BI planning director Patty Charnas opened the meeting by saying the Subarea Plan will determine Winslow’s future when it comes to jobs, housing, amenities, services and population growth. She said they need to find a balance for all.

Adam Amrhein of LMN Architects led the discussion. He said one of the first things to be decided is if the Winslow boundaries set in 2006 should be expanded to better align with the water and/or sewer service areas.

Calling Winslow the “cultural and mobility hub” for all of BI, he said his consultant firm has heard from over 1,500 people since starting community outreach. He said they reached out to groups of people who have been underserved in previous discussions to get their viewpoints.

He said there has been a lot of interest in ecological and social aspects of the plan.
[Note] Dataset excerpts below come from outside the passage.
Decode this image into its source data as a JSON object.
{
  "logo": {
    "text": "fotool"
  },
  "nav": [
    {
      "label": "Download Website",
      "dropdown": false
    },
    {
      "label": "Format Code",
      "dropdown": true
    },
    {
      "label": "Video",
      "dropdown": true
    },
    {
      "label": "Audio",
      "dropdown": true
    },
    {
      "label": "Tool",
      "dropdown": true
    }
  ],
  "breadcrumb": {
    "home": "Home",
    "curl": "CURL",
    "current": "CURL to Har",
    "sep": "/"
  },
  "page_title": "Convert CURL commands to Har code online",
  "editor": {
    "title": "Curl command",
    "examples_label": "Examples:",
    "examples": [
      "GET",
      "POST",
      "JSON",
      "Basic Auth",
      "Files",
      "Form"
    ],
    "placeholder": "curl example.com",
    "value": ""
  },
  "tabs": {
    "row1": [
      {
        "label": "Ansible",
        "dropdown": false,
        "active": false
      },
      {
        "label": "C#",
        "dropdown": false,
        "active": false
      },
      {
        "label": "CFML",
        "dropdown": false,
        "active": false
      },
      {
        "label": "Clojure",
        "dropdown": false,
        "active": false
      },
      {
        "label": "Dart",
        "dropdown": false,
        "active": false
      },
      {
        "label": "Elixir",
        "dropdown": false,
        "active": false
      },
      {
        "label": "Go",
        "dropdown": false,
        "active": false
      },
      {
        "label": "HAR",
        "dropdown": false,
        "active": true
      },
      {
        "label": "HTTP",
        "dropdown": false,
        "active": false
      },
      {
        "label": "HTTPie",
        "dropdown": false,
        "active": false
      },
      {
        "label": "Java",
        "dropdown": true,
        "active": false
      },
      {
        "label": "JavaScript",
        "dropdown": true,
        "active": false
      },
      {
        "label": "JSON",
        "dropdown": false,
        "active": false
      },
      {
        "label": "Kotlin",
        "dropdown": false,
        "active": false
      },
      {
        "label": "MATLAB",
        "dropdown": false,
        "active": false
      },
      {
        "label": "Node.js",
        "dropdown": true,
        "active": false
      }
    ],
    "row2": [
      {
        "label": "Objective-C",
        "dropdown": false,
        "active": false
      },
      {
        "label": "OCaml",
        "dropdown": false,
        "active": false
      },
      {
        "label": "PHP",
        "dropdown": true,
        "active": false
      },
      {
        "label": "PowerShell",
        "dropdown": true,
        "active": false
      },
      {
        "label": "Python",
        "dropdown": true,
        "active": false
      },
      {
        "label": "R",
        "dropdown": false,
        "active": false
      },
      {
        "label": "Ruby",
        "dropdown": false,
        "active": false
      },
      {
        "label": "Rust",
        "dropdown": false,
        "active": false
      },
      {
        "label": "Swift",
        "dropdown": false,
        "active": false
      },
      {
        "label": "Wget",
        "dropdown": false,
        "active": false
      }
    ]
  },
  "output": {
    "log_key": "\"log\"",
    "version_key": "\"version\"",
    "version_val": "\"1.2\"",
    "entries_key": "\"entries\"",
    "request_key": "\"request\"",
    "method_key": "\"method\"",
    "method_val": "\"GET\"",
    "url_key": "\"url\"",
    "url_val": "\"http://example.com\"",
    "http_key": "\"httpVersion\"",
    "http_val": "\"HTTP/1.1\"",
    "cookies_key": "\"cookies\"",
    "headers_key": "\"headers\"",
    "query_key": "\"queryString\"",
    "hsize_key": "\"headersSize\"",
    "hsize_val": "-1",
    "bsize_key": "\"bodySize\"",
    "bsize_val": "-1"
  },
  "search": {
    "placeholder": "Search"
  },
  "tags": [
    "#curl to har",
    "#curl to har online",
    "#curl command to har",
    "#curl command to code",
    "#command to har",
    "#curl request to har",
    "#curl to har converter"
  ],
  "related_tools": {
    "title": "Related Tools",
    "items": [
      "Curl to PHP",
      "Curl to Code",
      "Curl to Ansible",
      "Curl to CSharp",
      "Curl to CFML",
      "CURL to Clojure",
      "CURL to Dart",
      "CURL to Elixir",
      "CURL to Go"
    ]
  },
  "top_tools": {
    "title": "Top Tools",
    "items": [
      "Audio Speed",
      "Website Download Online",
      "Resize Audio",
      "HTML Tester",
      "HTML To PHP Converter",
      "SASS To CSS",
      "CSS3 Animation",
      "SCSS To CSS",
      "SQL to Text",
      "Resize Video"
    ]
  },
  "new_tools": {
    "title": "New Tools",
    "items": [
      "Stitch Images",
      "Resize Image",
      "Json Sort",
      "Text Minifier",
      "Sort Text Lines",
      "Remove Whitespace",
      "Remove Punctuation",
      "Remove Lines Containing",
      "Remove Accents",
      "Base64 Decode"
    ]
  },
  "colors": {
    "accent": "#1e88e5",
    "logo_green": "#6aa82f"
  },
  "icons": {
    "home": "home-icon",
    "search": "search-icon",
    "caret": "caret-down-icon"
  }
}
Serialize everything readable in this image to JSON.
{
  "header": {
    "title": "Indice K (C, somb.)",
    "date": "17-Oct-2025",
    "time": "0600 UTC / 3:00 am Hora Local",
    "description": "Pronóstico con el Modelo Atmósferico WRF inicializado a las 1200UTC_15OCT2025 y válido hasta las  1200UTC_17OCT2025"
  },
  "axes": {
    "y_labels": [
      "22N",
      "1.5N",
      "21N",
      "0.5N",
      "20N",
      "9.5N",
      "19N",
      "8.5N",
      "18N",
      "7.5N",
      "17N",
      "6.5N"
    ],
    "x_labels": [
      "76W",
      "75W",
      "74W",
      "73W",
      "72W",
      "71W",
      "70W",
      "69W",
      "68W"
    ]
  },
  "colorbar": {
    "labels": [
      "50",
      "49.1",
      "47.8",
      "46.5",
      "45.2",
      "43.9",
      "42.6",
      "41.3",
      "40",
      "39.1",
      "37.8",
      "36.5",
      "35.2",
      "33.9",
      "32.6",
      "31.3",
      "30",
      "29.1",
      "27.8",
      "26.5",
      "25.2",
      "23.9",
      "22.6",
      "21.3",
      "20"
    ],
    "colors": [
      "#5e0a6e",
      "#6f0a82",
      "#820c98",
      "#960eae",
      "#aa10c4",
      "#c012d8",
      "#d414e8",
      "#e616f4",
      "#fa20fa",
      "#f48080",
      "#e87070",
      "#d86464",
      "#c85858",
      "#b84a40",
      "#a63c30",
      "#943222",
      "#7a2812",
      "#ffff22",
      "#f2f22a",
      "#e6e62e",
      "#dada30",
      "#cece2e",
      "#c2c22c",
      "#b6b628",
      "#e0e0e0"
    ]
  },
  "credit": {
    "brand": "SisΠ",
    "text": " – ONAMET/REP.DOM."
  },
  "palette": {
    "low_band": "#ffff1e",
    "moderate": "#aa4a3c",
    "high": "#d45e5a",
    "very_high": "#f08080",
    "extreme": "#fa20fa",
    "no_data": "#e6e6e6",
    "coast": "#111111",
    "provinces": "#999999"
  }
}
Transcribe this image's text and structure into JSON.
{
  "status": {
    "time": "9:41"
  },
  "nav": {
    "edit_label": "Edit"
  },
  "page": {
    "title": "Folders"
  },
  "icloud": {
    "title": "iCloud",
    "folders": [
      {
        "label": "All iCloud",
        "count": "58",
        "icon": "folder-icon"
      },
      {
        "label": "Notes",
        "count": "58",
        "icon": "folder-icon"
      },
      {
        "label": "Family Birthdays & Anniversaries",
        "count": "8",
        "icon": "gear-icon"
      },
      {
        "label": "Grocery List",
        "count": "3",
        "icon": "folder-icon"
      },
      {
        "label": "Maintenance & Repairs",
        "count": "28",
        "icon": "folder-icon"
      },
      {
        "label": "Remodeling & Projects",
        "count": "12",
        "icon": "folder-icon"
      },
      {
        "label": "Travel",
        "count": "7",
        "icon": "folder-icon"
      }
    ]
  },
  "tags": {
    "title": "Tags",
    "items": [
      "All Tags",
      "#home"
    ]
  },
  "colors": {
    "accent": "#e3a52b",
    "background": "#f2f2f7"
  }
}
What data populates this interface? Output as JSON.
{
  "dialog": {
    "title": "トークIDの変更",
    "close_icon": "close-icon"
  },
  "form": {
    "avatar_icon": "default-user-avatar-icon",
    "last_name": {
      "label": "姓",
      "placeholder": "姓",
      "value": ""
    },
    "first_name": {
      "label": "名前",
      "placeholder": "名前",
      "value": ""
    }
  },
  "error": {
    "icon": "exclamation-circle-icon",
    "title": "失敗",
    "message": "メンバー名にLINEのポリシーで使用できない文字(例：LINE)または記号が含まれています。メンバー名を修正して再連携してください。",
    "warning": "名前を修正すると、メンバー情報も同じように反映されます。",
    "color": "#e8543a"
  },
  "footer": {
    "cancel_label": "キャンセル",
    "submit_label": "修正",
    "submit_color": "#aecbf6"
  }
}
But he said the building part of it must be considered, too, as Bainbridge is expected to add 1,927 new jobs by 2045. He said many people want to “preserve what’s here,” including, “that community feel.”

But on the other hand, there is a strong desire to add affordable housing. There are climate, transportation, equity, open space, amenities, education and other goals, too. “Help us form a vision for the next twenty years,” he said.

He added that in the ideas for the Subarea Plan, they are looking through a climate lens on how to reduce carbon; a diversity, equity and inclusion lens to enhance belonging for everyone; and a community character lens to complement the uniqueness of BI.


Amrhein then led the participants in a few activities to encourage them to share their views on seven topics by typing them in chat.

1. Climate: He said previous themes included lowering the carbon footprint; improving infrastructure; and renewable energy. Comments new that night included: Preserving trees; making development transit-oriented; and growing Winslow will increase greenhouse gas emissions no matter what.

2. Mobility: Previous comments focused on neighborhood centers; partnering with others; Kitsap Transit foot ferry to Bremerton; and a pedestrian bridge over Highway 305. New comments included: Winslow already has good mobility; electric bike riders should be licensed; new development should be focused one-half mile from transit so people won’t have to drive; expand KT to weekends; and charge for parking in Winslow.

3. Amenities: Commercial development; support local business; promote culture and events; and affordable recreation were emphasized in previous discussions. New: City needs to subsidize a laundromat; more spaces for youth; historical walks downtown; and bring in fiber optic.

4. Open space: Previously: trails; a gateway at ferry terminal; invest in playgrounds; and preserve ecological resources were mentioned. New: Need an arborist; lack open space in Winslow; parks lower GHG emissions; plan for sea level rise; more native plants; and bring a maritime museum to waterfront park.

5. Housing: Amrhein said this is the topic most often mentioned. Previous talks centered on affordability; options near transit and services; and lack of diverse housing. New comments that evening included: design guides are good if not overbearing; dense is better as is taller as long as the rest of BI is downsized; and the city should purchase deed restrictions on existing housing.

6. Zoning and planning: Previous highlights were: limit parking requirements; and construction costs are too high, restricting development. New: Don’t lose character of BI; affordable housing near ferry would encourage Seattle folks to move here instead of the desired goal of people working here living here; use historical structures rather than destroying them; and provide discounts for workers who live and work here.

7. Community feel: “So many want to live here,” Amrhein said. “People want to protect what makes Winslow special.” Previous comments: Preserve and enhance economic diversity and vitality; BI needs to be a welcoming, diverse community; tourists limit access to services in summer; and out-of-character development can have a negative impact on Winslow. New comments: Allow housing over retail stores; Moonlight Market and similar events can help the community come together in a common space to make feel people welcome.

Voting exercise

Participants were asked to vote for their top three choices on each topic. Many of the top answers focused more on small changes rather than bigger-picture ones.

1. Mobility: Enhanced transit options were No. 1 followed by improved walkability and complete streets.

2. Open space: Green infrastructure led the way with ecological corridors second and waterfront access third.

3. Residential development: Garden apartments ranked first with townhomes and cottage housing tying for the next spot.

4. Commercial and amenities: Community service was No. 1 with community market a close second and ground floor commercial a close third.

Last topic

Finally, Amrhein had participants talk about the vision statement so far for the Subarea Plan. New comments that night included: Prioritize business services for islanders; encourage businesses that pay higher wages for a less-transient workforce; prioritize health and child care; focus business in Winslow; and support health care and aging in place. A rare comment actually supported tourism.

“Tourism brings resources and energy. It’s great.”